I am also particularly interested in items that were considered technologically or aesthetically advanced, only to be passed on by the consistency and tenacity of time. For example, an airplane boneyard where cutting edge fighter jets from the 60’s sit in forgotten decay. They are still beautiful to look at from a design standpoint, even though these are no longer “modern” in the sense that time and technology has passed them by.
I particularly inspired by mid-century modernism, where wood and organic shapes were combined with other materials to suggest a type of futurism, though now they are considered vintage. Time has passed on but these pieces remain in that context of when they were designed. I want my work feel this way, somewhat nostalgic, aged and organic with the feeling that it could also be from a future time.
As a purely abstract artist, I explore form, line, color, shape, texture and mass.
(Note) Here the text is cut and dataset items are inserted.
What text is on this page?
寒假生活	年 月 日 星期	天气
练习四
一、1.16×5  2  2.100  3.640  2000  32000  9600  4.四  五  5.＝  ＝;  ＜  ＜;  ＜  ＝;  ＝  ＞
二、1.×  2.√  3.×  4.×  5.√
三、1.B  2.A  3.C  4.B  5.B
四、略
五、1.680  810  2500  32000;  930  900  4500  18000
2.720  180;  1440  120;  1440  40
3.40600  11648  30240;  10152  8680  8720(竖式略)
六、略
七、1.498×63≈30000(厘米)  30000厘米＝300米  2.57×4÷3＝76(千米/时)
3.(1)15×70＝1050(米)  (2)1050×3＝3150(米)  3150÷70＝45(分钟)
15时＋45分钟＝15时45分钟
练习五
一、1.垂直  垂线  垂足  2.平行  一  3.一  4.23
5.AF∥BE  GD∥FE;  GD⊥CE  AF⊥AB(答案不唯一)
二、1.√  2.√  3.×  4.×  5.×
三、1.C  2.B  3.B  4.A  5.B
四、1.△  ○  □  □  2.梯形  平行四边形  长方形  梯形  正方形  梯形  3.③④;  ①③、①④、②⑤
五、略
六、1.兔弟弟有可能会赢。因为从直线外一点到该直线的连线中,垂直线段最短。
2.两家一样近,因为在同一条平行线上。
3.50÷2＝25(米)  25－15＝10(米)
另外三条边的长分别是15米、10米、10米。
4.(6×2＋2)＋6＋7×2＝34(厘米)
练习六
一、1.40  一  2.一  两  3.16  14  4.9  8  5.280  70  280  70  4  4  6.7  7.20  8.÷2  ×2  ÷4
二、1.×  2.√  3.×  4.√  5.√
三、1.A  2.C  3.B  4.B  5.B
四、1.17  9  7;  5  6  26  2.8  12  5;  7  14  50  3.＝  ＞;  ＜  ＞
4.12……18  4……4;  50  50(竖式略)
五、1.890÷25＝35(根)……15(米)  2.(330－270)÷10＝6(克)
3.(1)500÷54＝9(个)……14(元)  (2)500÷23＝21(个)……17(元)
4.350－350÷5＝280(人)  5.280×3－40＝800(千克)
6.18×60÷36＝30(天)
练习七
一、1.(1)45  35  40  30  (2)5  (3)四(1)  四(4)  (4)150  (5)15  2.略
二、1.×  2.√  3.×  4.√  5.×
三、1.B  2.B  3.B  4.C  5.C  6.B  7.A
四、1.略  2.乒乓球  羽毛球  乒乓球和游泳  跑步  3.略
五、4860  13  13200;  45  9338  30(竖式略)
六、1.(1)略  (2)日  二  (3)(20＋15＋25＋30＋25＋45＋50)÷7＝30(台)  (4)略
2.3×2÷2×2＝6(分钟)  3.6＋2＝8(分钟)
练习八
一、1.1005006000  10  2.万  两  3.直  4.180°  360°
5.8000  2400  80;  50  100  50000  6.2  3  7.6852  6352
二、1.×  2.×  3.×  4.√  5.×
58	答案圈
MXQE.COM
Since I am usually not relying on a recognizable object in my work, I create through the process itself. I start out with a sketch or design and work through the creative process, hands on. My pieces always take several weeks to finish as I constantly change them, until they just feel right. I really like to give my pieces a feeling of juxtaposition and a balance of opposites, in terms of textures and materials. For example, I will combine a recycled 60 year old cherry table top with a piece of modern manufactured Azek decking. The ideas of young/old, past and future, modern versus outdated, technology, nostalgia and futurism all seem to find a place in my work. I also believe this ties into a distinctly human theme. For example, you can pinpoint a person’s age by the technology they grew up with (Black and white TV, Rotary phone, landlines, etc.).” - Scott Troxel
Scott Troxel is a Philadelphia area based abstract artist. Troxel received his BA from Temple University and his work has been exhibited and collected nationally and internationally. From an early age, Troxel was obsessed with modern art, color and design. He is a painter, sculptor and wall sculptor. Recently, a majority of his work has been in the form of wood mixed media wall sculpture, as the artist feels he can best express himself with this three dimensional medium. Troxel is always exploring materials and processes. Sometimes, he use repurposed and found materials and other times he purchases materials new. Troxel is currently represented by galleries in Pennsylvania, New Jersey, and North Carolina.